Je crains que les gouttelettes de la COVID-19 fassent leur petit bout de chemin jusqu’à nos voisins du Nord. Elles n’ont pas besoin de la route pour s’y rendre elles. Je crains que ma hâte de retourner au Nord se transforme vite en un vrai cauchemar. Je crains que la lenteur du système à développer un filet de sécurité ne fasse pas le poids contre la rapidité à laquelle ce virus pourrait s’inviter aux maisons surpeuplées de mon p’tit Nord. Je ne sais pas ce que je crains le plus entre l’incompréhension et l’insouciance de certains face à un fléau qui leur chatouille le bout des orteils depuis quelque temps, la peur que je ne puisse me protéger suffisamment moi-même si ça traversait les portes de ma clinique, l’inquiétude de devoir prendre des décisions qui me déchirent les valeurs, la crainte de me buter à la rigidité du système et à ce frustrant décalage du changement nordique qui riment avec contre-productivité. Je crains qu’on me craigne parce que j’arrive du Sud. Je crains qu’au travers la promiscuité des logements, les problèmes psychosociaux, la recrudescence de de syphilis et de la tuberculose, la recherche identitaire des jeunes, l’insécurité alimentaire, l’inégalité quant à l’accessibilité aux soins de santé, que la COVID-19 soit banalisée. Je crains que l’isolement qui est le plus grand protecteur des Inuits à l’heure actuelle, devienne bientôt contributeur de leur malheur.
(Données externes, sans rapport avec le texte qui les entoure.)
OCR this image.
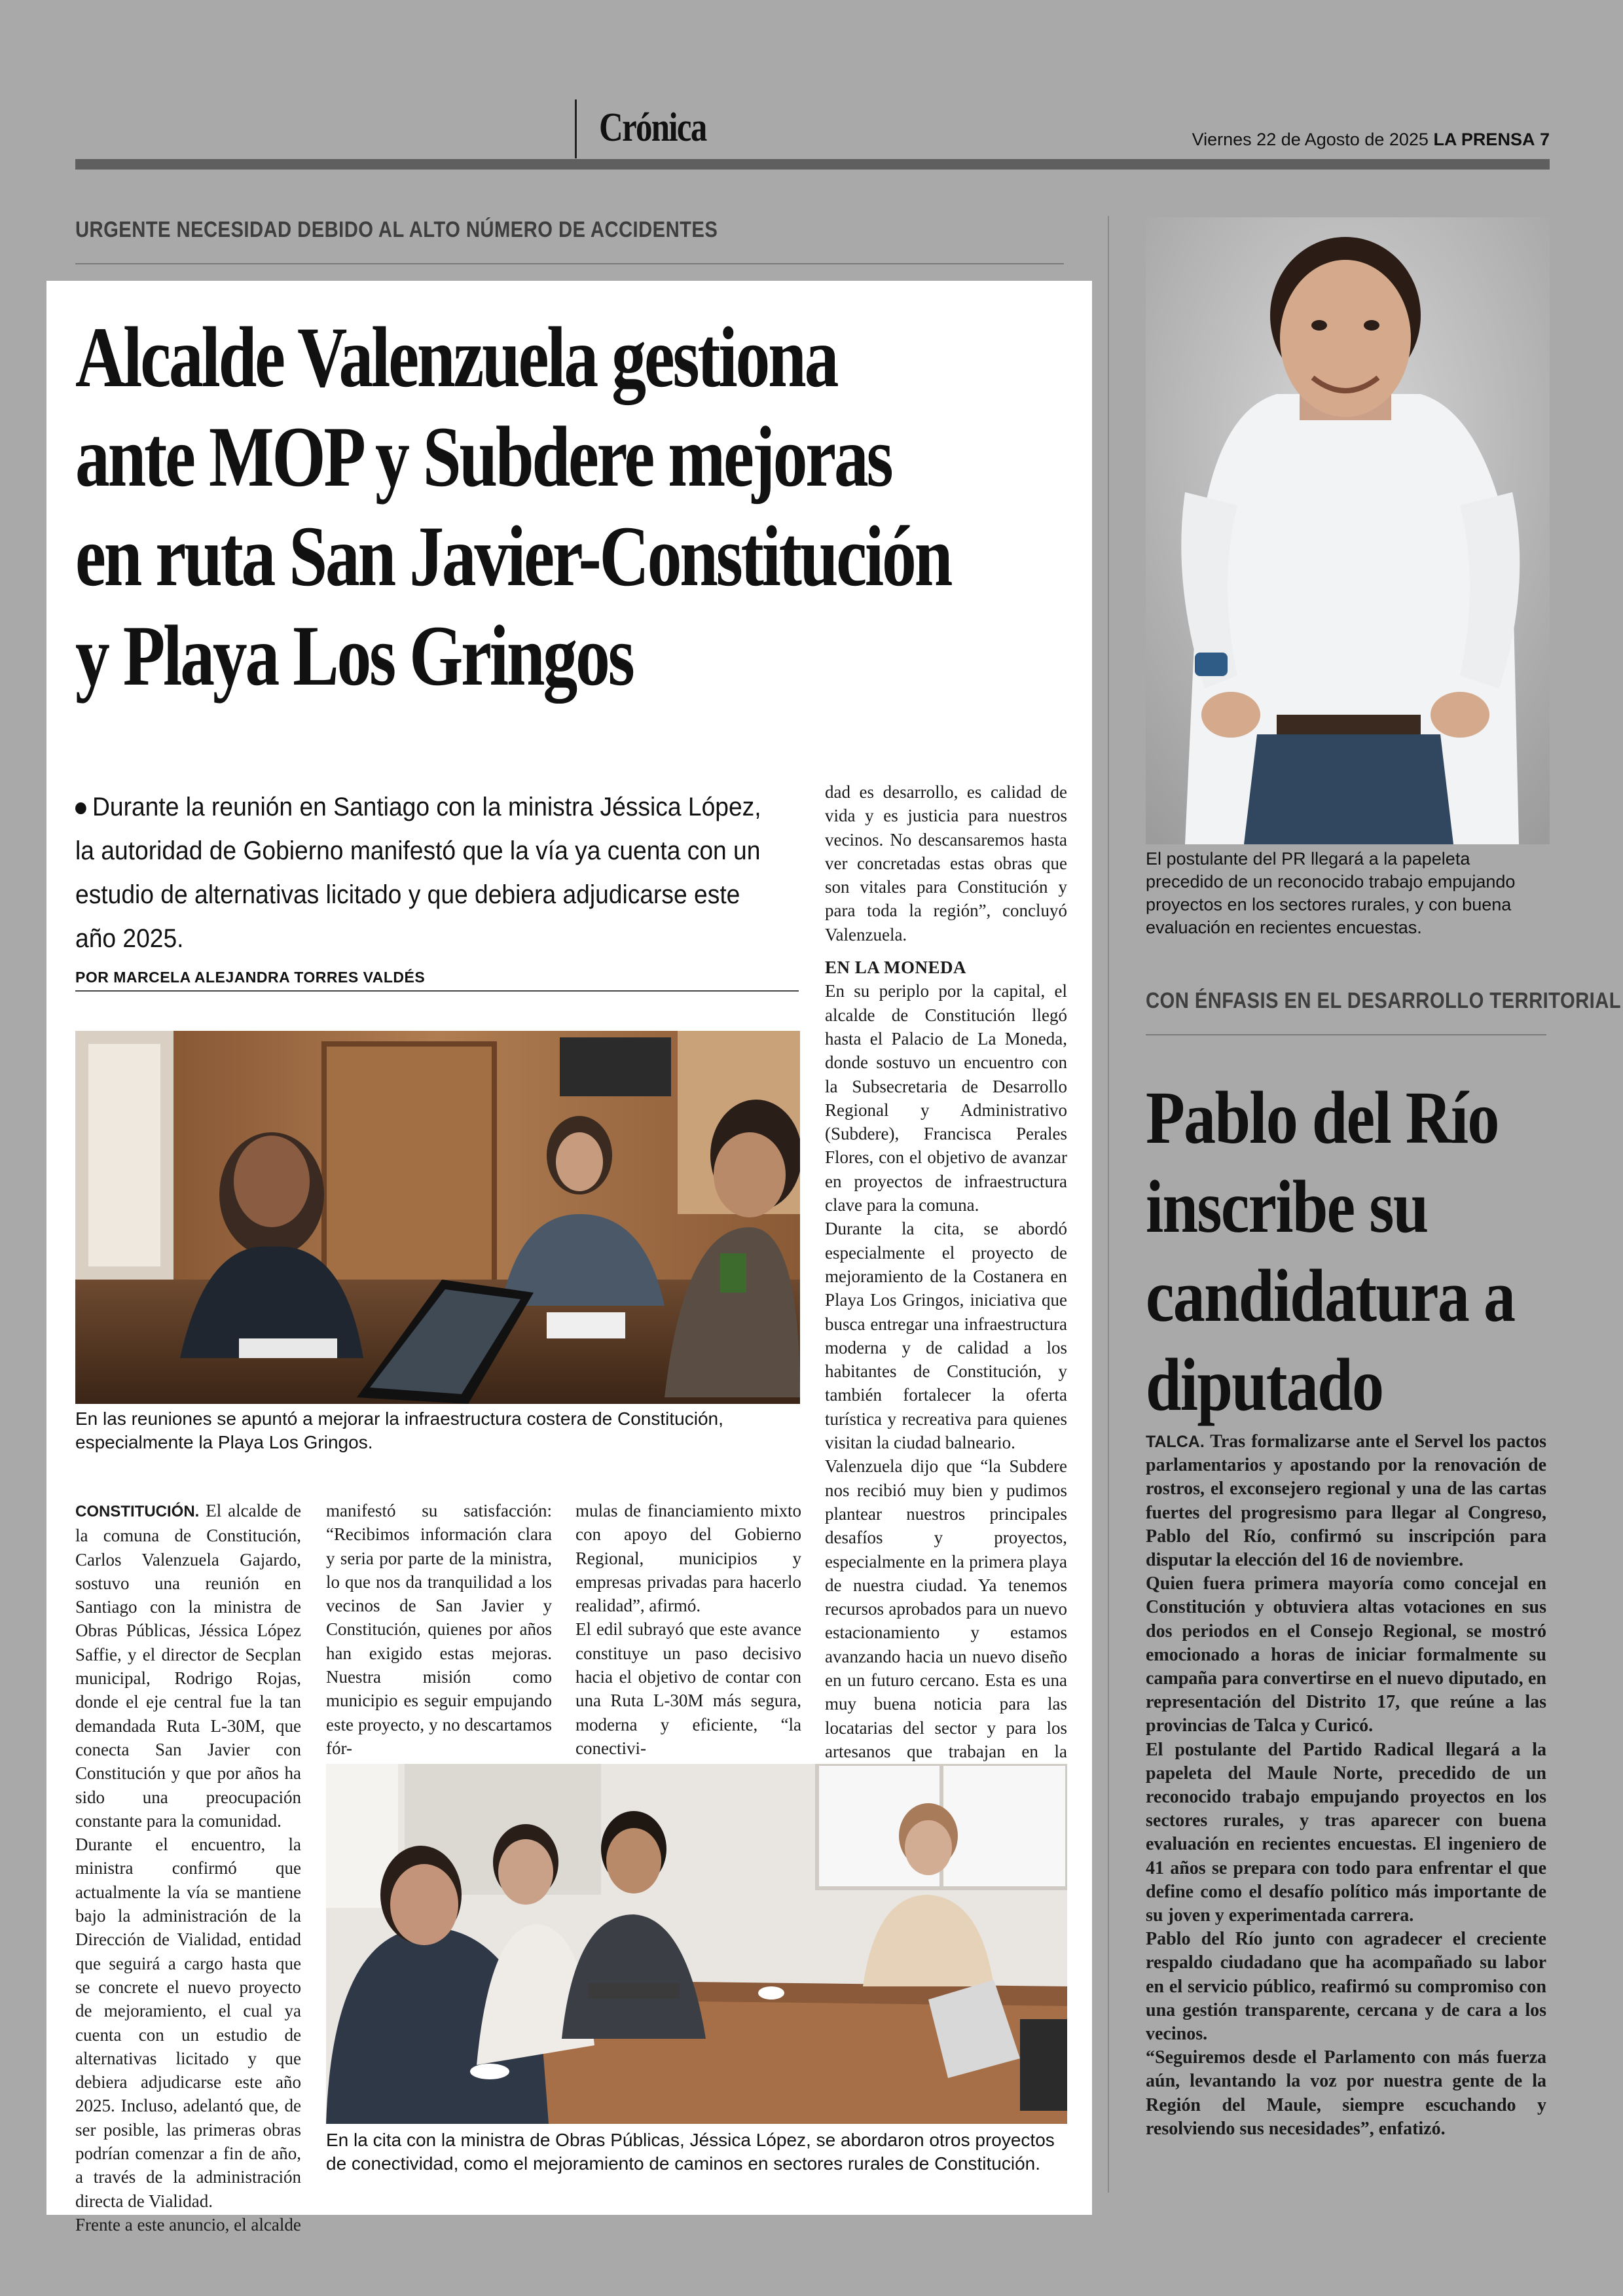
Crónica	Viernes 22 de Agosto de 2025 LA PRENSA 7
URGENTE NECESIDAD DEBIDO AL ALTO NÚMERO DE ACCIDENTES
Alcalde Valenzuela gestiona ante MOP y Subdere mejoras en ruta San Javier-Constitución y Playa Los Gringos
Durante la reunión en Santiago con la ministra Jéssica López, la autoridad de Gobierno manifestó que la vía ya cuenta con un estudio de alternativas licitado y que debiera adjudicarse este año 2025.
POR MARCELA ALEJANDRA TORRES VALDÉS
En las reuniones se apuntó a mejorar la infraestructura costera de Constitución, especialmente la Playa Los Gringos.

CONSTITUCIÓN. El alcalde de la comuna de Constitución, Carlos Valenzuela Gajardo, sostuvo una reunión en Santiago con la ministra de Obras Públicas, Jéssica López Saffie, y el director de Secplan municipal, Rodrigo Rojas, donde el eje central fue la tan demandada Ruta L-30M, que conecta San Javier con Constitución y que por años ha sido una preocupación constante para la comunidad.

Durante el encuentro, la ministra confirmó que actualmente la vía se mantiene bajo la administración de la Dirección de Vialidad, entidad que seguirá a cargo hasta que se concrete el nuevo proyecto de mejoramiento, el cual ya cuenta con un estudio de alternativas licitado y que debiera adjudicarse este año 2025. Incluso, adelantó que, de ser posible, las primeras obras podrían comenzar a fin de año, a través de la administración directa de Vialidad.

Frente a este anuncio, el alcalde

manifestó su satisfacción: “Recibimos información clara y seria por parte de la ministra, lo que nos da tranquilidad a los vecinos de San Javier y Constitución, quienes por años han exigido estas mejoras. Nuestra misión como municipio es seguir empujando este proyecto, y no descartamos fór-

mulas de financiamiento mixto con apoyo del Gobierno Regional, municipios y empresas privadas para hacerlo realidad”, afirmó.

El edil subrayó que este avance constituye un paso decisivo hacia el objetivo de contar con una Ruta L-30M más segura, moderna y eficiente, “la conectivi-

dad es desarrollo, es calidad de vida y es justicia para nuestros vecinos. No descansaremos hasta ver concretadas estas obras que son vitales para Constitución y para toda la región”, concluyó Valenzuela.

EN LA MONEDA

En su periplo por la capital, el alcalde de Constitución llegó hasta el Palacio de La Moneda, donde sostuvo un encuentro con la Subsecretaria de Desarrollo Regional y Administrativo (Subdere), Francisca Perales Flores, con el objetivo de avanzar en proyectos de infraestructura clave para la comuna.

Durante la cita, se abordó especialmente el proyecto de mejoramiento de la Costanera en Playa Los Gringos, iniciativa que busca entregar una infraestructura moderna y de calidad a los habitantes de Constitución, y también fortalecer la oferta turística y recreativa para quienes visitan la ciudad balneario.

Valenzuela dijo que “la Subdere nos recibió muy bien y pudimos plantear nuestros principales desafíos y proyectos, especialmente en la primera playa de nuestra ciudad. Ya tenemos recursos aprobados para un nuevo estacionamiento y estamos avanzando hacia un nuevo diseño en un futuro cercano. Esta es una muy buena noticia para las locatarias del sector y para los artesanos que trabajan en la

En la cita con la ministra de Obras Públicas, Jéssica López, se abordaron otros proyectos de conectividad, como el mejoramiento de caminos en sectores rurales de Constitución.
El postulante del PR llegará a la papeleta precedido de un reconocido trabajo empujando proyectos en los sectores rurales, y con buena evaluación en recientes encuestas.
CON ÉNFASIS EN EL DESARROLLO TERRITORIAL
Pablo del Río inscribe su candidatura a diputado

TALCA. Tras formalizarse ante el Servel los pactos parlamentarios y apostando por la renovación de rostros, el exconsejero regional y una de las cartas fuertes del progresismo para llegar al Congreso, Pablo del Río, confirmó su inscripción para disputar la elección del 16 de noviembre.

Quien fuera primera mayoría como concejal en Constitución y obtuviera altas votaciones en sus dos periodos en el Consejo Regional, se mostró emocionado a horas de iniciar formalmente su campaña para convertirse en el nuevo diputado, en representación del Distrito 17, que reúne a las provincias de Talca y Curicó.

El postulante del Partido Radical llegará a la papeleta del Maule Norte, precedido de un reconocido trabajo empujando proyectos en los sectores rurales, y tras aparecer con buena evaluación en recientes encuestas. El ingeniero de 41 años se prepara con todo para enfrentar el que define como el desafío político más importante de su joven y experimentada carrera.

Pablo del Río junto con agradecer el creciente respaldo ciudadano que ha acompañado su labor en el servicio público, reafirmó su compromiso con una gestión transparente, cercana y de cara a los vecinos.

“Seguiremos desde el Parlamento con más fuerza aún, levantando la voz por nuestra gente de la Región del Maule, siempre escuchando y resolviendo sus necesidades”, enfatizó.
J’espère que le Nord ne sera pas encore le grand délaissé. J’espère qu’on a largement pensé au pire. J’espère qu’on a un plan de contingence. J’espère qu’on a conscience de ce qui est possible à l’heure actuelle, qu’on sait par quel angle l’attaquer. J’espère qu’on aura pensé à me protéger, pour que je puisse continuer d’aider. J’espère que personne n’aura faim. J’espère que l’eau ne manquera plus. J’espère que les gens seront compréhensifs. J’espère qu’on affrontera ça en équipe, qu’on ne se lâchera pas. J’espère mon retour dans un meilleur « sud » en juin. J’espère la solidarité. J’espère qu’Horacio et François sauront mener le bateau jusqu’à eux, jusqu’à moi. J’espère de tout mon cœur que la COVID-19 ne prendra pas le prochain vol. J’espère que ça va aller.
Merci! Le Nord a besoin de personnes comme vous.